I'll admit something, like all you 'ex' Christians, I'll probably fall away from God sometime, but I will go back for sure (and I have wandered before). But for now, I just want to be as fruitful in sharing this as I can. Let me tell you more about my life and myself.

I go to a high school and I face everyday conflicts that some that aren't Christians don't realize. I constantly fight the urge to lie and rumor. I know this isn't right, but like I said, I'm not perfect.

People who don't know me think I'm probably the most blessed girl in the world. I'll admit something, I'm not a bad looking girl, guys say I'm pretty (one even called me beautiful), smart and nice.
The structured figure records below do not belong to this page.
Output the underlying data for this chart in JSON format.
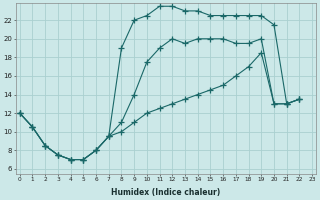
{
  "xlabel": "Humidex (Indice chaleur)",
  "bg_color": "#cce8e8",
  "grid_color": "#aad0d0",
  "line_color": "#1a6868",
  "line1_x": [
    0,
    1,
    2,
    3,
    4,
    5,
    6,
    7,
    8,
    9,
    10,
    11,
    12,
    13,
    14,
    15,
    16,
    17,
    18,
    19,
    20,
    21,
    22
  ],
  "line1_y": [
    12,
    10.5,
    8.5,
    7.5,
    7.0,
    7.0,
    8.0,
    9.5,
    19.0,
    22.0,
    22.5,
    23.5,
    23.5,
    23.0,
    23.0,
    22.5,
    22.5,
    22.5,
    22.5,
    22.5,
    21.5,
    13.0,
    13.5
  ],
  "line2_x": [
    0,
    1,
    2,
    3,
    4,
    5,
    6,
    7,
    8,
    9,
    10,
    11,
    12,
    13,
    14,
    15,
    16,
    17,
    18,
    19,
    20,
    21,
    22
  ],
  "line2_y": [
    12,
    10.5,
    8.5,
    7.5,
    7.0,
    7.0,
    8.0,
    9.5,
    11.0,
    14.0,
    17.5,
    19.0,
    20.0,
    19.5,
    20.0,
    20.0,
    20.0,
    19.5,
    19.5,
    20.0,
    13.0,
    13.0,
    13.5
  ],
  "line3_x": [
    0,
    1,
    2,
    3,
    4,
    5,
    6,
    7,
    8,
    9,
    10,
    11,
    12,
    13,
    14,
    15,
    16,
    17,
    18,
    19,
    20,
    21,
    22
  ],
  "line3_y": [
    12,
    10.5,
    8.5,
    7.5,
    7.0,
    7.0,
    8.0,
    9.5,
    10.0,
    11.0,
    12.0,
    12.5,
    13.0,
    13.5,
    14.0,
    14.5,
    15.0,
    16.0,
    17.0,
    18.5,
    13.0,
    13.0,
    13.5
  ],
  "xlim": [
    -0.3,
    23.3
  ],
  "ylim": [
    5.5,
    23.8
  ],
  "xticks": [
    0,
    1,
    2,
    3,
    4,
    5,
    6,
    7,
    8,
    9,
    10,
    11,
    12,
    13,
    14,
    15,
    16,
    17,
    18,
    19,
    20,
    21,
    22,
    23
  ],
  "yticks": [
    6,
    8,
    10,
    12,
    14,
    16,
    18,
    20,
    22
  ]
}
But they have no idea of how hard it is for me to not feel pride, or resist temptation by disobeying my parents by dating guys (I can't date till I'm in university).

People who are presently in Wiccan and were once Christians say that they felt empty until they discovered nature and the practice of Witchcraft. Nature is a revelation that God created, so being around nature doesn't fill that void when you were Christian. And that emptiness? I feel that too, but I know what it is. It is my (and the devil's) urge to go and screw up my life. So quite frankly, sin. But it is not an emptiness that needs to fill, they are temptations. Don't worship what was created, worship the creator.

When Jesus comes again, I pray that those who had 'fallen' out of faith will be blameless in His sight. Or they will be left in eternal death. I am not writing to study God, because He is impossible to study and understand. Think about, He's a God, duh. I just want to know Him and help others to do the same.

Okay, you're probably sick of my babbling, so here's another story.


"Daddy! Daddy!" Stephen yelled in joy as he greeted his father. He was a burly middle-aged man; he worked long shifts in the morning and afternoon at a train stop and had just come home.

He bent down and picked up his 6-year old son. "Happy early Birthday, big guy!" He greeted, grinning. The two had prepared to go to where he worked and would spend sometime together for the little boy's Birthday. Both couldn't wait.

The next day was beaming with sunshine and perfect. Stephan and his dad walked the 40 minute trip to his dad's stop. His dad was in charge of the bridge train track. He was the controller, made sure that when a train would come, that he would lower the bridge so that the train wouldn't just fall into the deep ravine below and instead go on its way on the tracks on the other side of the ravine.

Stephen's father took out a moving bag and presented it to the squirming boy. "Happy Birthday, son!"

Stephan squealed with joy as a puppy jumped out and licked his face. His dad chuckled and ruffled his son's hair. Stephan looked at his dad, his role model, "I love you, daddy."

Dad smiled and gave him a quick squeeze before going back to his post. He laughed as he watched his only son play on the train tracks with his puppy.

Then something went wrong.

The little yellow dog began to bark. Dad turned to the window and saw Stephan struggling to get out of the tracks. He had gotten his leg caught under its metal jaws. Tears streamed down the little boy's face.

Dad ran out to try to free him, but it was impossible. Stephan began to cry harder and clung onto his daddy's tear stained shirt. All of the sudden, as if the situation couldn't get any worse, it did.

Dad ran to the control panel. A train on the other side of the ravine was fast approaching and he had to lower the bridge. But if he did, and the train came across, it would crush his little boy. But if he didn't, all the people in the passenger train would die.

He looked at his son with tearful eyes. "I love you, Stephan!" He yelled over the roar of the coming train.

He looked at the train and clenched his fists on the control stick. One denied pull and it would be all over for the hundreds of people in the train. But if he did pull it, his little boy would be crushed under the train. He had to choose. Time was running out.

And he did it; he yanked down the stick with all his might. Behind the pull was full of compassion, anger, and sadness. He then collapsed and cried. He covered his eyes; he couldn't watch what would happen next. To his dismay, before the roar of the passenger train drowned Stephen's young voice, he could hear his son, his only son cry out for daddy. He sobbed as the train passed by.

The train stopped a few yards later and the conductor and all the passengers ran out of the train and embraced the crying man. The conductor had tears in his eyes.

"Thank you." The conductor said, his tears choking him.


"For God loved the world so much, He gave his only Son, so that who may ever believe in Him, will not perish, but have everlasting life."